Non riesco a dormire subito, mi metto a pensare a tutti i cambiamenti che voglio fare domani.
Prima cosa non mando più al diavolo tutti quelli che mi sorpassano ai duecento km/h alle sette e quaranta per andare a lavorare. Chi se ne frega, insomma, che si fottano. Piuttosto cerco qualche bella canzone per radio.
Paolo non lo saluto più, visto che ci stiamo sul cazzo, magari se mi sorride lo mando anche a fare in culo.
E da domani inizio ad organizzarmi con Simona, o almeno ci provo.
In mensa chiederò a Luigi se hanno un modulo per fare domanda di lavoro, o cosa e a chi devo lasciare il tutto.
Poi nella pausa scrivo a Claudio e gli chiedo se c’è venerdì sera per una birra.
E poi…, ci vado dietro.
Non vedo l’ora che sia domattina.
Cavolo, però sarebbe meglio che mi svegliassi un po’ prima del solito per affrontare al meglio la giornata, aspetta.
Accendo la luce e punto la sveglia alle sei e cinquanta.
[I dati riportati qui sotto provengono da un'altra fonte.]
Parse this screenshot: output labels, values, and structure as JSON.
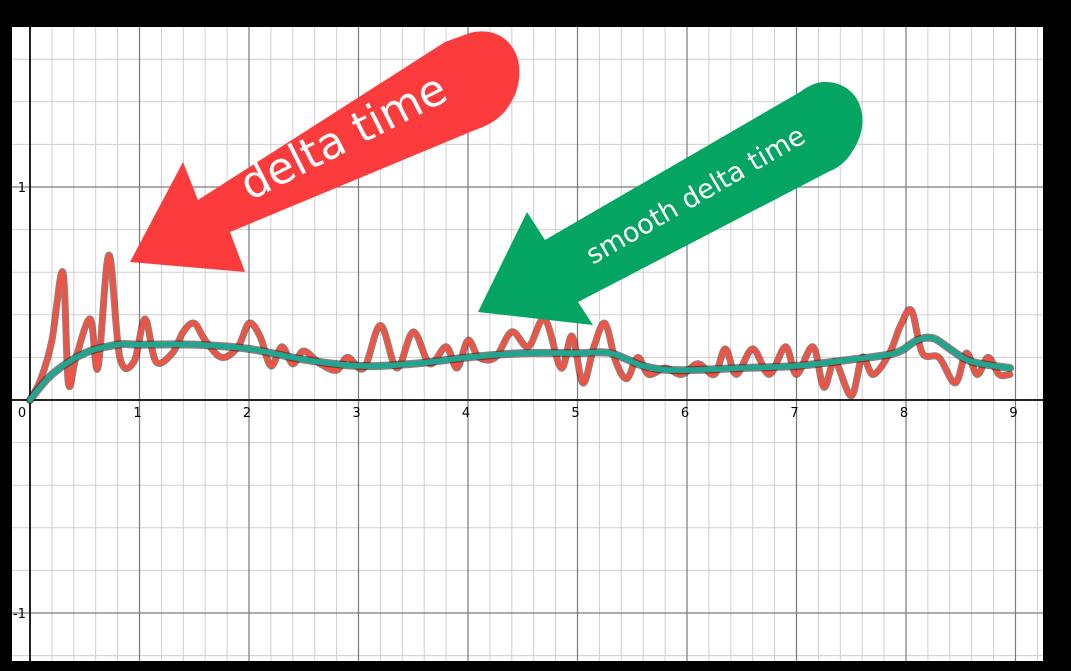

La riappoggio sul comodino, la guardo un po’ e penso che posso cambiare la mia vita anche se mi sveglio come al solito, non dipenderà tutto da dieci minuti. La riprendo in mano e la punto alle sette.
Spengo di nuovo la luce e prima di dormire penso che se domattina la sveglia non suonasse, perché si è scaricata la pila, sarebbe una figata.